Marvel’s Obsession With Secrets Has Reached a New Level of Insanity

Marvel’s Obsession With Secrets Has Reached a New Level of Insanity

Elizabeth Olsen, star of the recent Marvel hit movie Doctor Strange in the Multiverse of Madness, has not seen the recent Marvel hit movie Doctor Strange in the Multiverse of Madness. It’s not that she doesn’t want to see it — after all, she played the Scarlet Witch in it — and it’s not she hasn’t had the opportunity to see it, because Marvel sent her a copy of the film to watch at home. But instead of just giving her a copy of the film, they sent one with a watermark on it so she couldn’t leak the movie online.

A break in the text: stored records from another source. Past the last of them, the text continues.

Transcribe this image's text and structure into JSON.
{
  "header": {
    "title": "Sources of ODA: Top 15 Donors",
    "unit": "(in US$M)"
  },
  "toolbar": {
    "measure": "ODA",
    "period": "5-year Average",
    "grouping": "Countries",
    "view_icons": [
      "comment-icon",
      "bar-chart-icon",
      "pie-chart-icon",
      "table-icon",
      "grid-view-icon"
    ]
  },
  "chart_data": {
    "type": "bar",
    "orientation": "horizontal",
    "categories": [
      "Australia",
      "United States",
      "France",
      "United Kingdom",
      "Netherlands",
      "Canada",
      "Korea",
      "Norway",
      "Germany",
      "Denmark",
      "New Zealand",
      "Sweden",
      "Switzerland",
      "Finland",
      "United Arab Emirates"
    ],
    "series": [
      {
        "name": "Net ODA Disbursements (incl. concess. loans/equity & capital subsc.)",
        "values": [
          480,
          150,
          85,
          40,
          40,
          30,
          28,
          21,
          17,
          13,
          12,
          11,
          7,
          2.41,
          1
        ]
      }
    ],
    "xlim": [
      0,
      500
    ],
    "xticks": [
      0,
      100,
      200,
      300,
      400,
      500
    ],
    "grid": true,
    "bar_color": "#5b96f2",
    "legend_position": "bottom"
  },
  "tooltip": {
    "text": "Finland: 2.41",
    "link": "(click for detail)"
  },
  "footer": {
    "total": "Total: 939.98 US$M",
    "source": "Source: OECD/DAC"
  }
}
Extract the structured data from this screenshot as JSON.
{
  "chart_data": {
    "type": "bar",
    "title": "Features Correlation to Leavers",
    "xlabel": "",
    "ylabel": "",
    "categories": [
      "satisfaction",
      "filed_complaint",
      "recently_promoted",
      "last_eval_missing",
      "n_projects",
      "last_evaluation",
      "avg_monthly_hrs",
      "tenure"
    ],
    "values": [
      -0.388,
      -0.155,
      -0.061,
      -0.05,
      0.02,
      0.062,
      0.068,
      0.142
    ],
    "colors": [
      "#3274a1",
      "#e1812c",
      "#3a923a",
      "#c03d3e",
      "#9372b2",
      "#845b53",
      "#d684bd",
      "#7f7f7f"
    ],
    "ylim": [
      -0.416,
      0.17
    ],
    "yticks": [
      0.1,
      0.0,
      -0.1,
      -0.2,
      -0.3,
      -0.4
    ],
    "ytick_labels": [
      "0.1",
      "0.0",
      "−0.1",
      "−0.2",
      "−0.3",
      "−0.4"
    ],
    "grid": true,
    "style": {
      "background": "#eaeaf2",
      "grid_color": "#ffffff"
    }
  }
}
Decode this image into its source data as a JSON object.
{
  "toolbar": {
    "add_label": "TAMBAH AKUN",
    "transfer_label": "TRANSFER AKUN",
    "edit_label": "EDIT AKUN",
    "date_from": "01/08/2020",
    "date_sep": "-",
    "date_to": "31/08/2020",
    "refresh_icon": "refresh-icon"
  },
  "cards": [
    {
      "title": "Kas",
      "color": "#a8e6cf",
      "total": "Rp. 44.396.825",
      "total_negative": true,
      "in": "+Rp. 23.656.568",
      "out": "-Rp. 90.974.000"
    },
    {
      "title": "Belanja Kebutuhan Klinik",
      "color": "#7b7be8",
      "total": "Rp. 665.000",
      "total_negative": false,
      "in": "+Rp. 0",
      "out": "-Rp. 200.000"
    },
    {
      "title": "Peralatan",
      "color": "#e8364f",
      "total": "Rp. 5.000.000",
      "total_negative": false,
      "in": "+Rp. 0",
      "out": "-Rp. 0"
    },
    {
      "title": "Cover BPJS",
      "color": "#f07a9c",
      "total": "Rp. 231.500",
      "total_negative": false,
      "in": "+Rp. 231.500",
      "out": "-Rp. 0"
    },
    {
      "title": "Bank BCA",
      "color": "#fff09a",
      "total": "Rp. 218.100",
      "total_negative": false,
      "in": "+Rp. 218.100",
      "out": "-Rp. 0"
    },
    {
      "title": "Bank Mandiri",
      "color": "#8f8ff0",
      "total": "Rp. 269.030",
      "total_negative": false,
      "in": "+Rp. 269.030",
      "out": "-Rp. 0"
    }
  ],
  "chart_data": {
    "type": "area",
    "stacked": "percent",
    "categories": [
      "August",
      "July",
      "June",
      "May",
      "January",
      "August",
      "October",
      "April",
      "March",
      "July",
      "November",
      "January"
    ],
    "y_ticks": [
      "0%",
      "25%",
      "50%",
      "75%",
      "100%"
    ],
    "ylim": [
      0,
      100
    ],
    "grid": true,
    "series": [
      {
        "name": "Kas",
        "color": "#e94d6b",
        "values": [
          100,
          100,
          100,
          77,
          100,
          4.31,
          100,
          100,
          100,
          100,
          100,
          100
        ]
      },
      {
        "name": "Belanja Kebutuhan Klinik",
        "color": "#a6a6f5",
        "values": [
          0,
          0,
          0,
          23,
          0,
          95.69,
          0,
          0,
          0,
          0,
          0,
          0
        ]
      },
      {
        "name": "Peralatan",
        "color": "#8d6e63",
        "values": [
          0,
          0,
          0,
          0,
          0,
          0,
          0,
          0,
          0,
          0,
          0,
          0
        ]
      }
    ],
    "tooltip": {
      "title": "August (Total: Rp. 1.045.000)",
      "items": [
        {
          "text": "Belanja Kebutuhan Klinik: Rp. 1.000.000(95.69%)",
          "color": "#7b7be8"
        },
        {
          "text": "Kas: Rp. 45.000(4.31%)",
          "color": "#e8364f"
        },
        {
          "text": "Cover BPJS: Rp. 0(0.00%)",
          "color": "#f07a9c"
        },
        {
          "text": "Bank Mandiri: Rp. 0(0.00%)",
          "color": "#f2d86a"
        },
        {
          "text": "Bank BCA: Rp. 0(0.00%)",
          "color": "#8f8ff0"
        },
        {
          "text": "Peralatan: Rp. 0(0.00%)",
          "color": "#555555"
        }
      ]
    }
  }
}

If you don’t know what I mean, a watermark is usually put on early screeners given to the press — often with the intended viewer’s name or email put prominently but semi-transparently over the movie/show. They can’t be photoshopped away, so that if the viewer wants to take screenshots or illegally upload the video somewhere, they can’t do it without identifying themselves as a leaker. Sometimes, studios also send out an early version of the film with the timecode on it, which counts the movie’s running time in real time, usually used for production but also a clear example that if it surfaced online it would be a bootleg and not a legitimate release.

It’s annoying to have to watch a show or movie with your name stuck in the middle of the screen, but it’s par for the course for big studios because they’re so afraid of spoilers getting out. And to be fair, when they send screeners out to press, the material is fully out of their control, so perhaps a bit of paranoia is justified. However, refusing to give actors un-watermarked copies of the films they starred in is bananas, but that’s what happened to Olsen when she asked for a copy of Multiverse of Madness to watch at home as she was sick during the movie’s premiere event. As Olsen related on last night’s episode of The Tonight Show:

“I’m not one of those [actors that doesn’t like to watch themselves act],” Olsen said. “I’m one of those people who likes to study something so I can figure out how to make it better. But I had a cold when we had the premiere and I didn’t want to sit through it. And so I asked them to send a copy so I could watch it, and it had my name on it and it had the time that I was watching it, and I didn’t want to watch it like that … it’s just distracting.”

Fallon explained to Olsen that studios add watermarks to screeners to prevent illegal sharing online, to which the actor replied, “How do you even do that? Who do you even send it to? How do you even record it on a computer?”

Even if Olsen was bluffing and is secretly a torrenting master, it stands to reason that she’s professional enough to not wreck her relationship with Marvel Studios by handing out a screener with her name on it. There’s the even more salient fact that Olsen starred in the damn movie and knew most, if not all, of everything that happened in it; if she wanted to spoil the film she starred in, and would make more money if people watched it in theatres instead of a shitty version on their computers, she could have done it at any time. Olsen could have pretended she’d made a Tom Holland-esque gaffe.

It’s all really, really dumb. If Marvel Studios doesn’t trust the people they hire not to illegally upload screeners to the internet, then they probably shouldn’t have been hired in the first place. It’s incredibly insulting, especially to someone who had already starred in five Marvel movies and her own TV series without spoiling anything at all.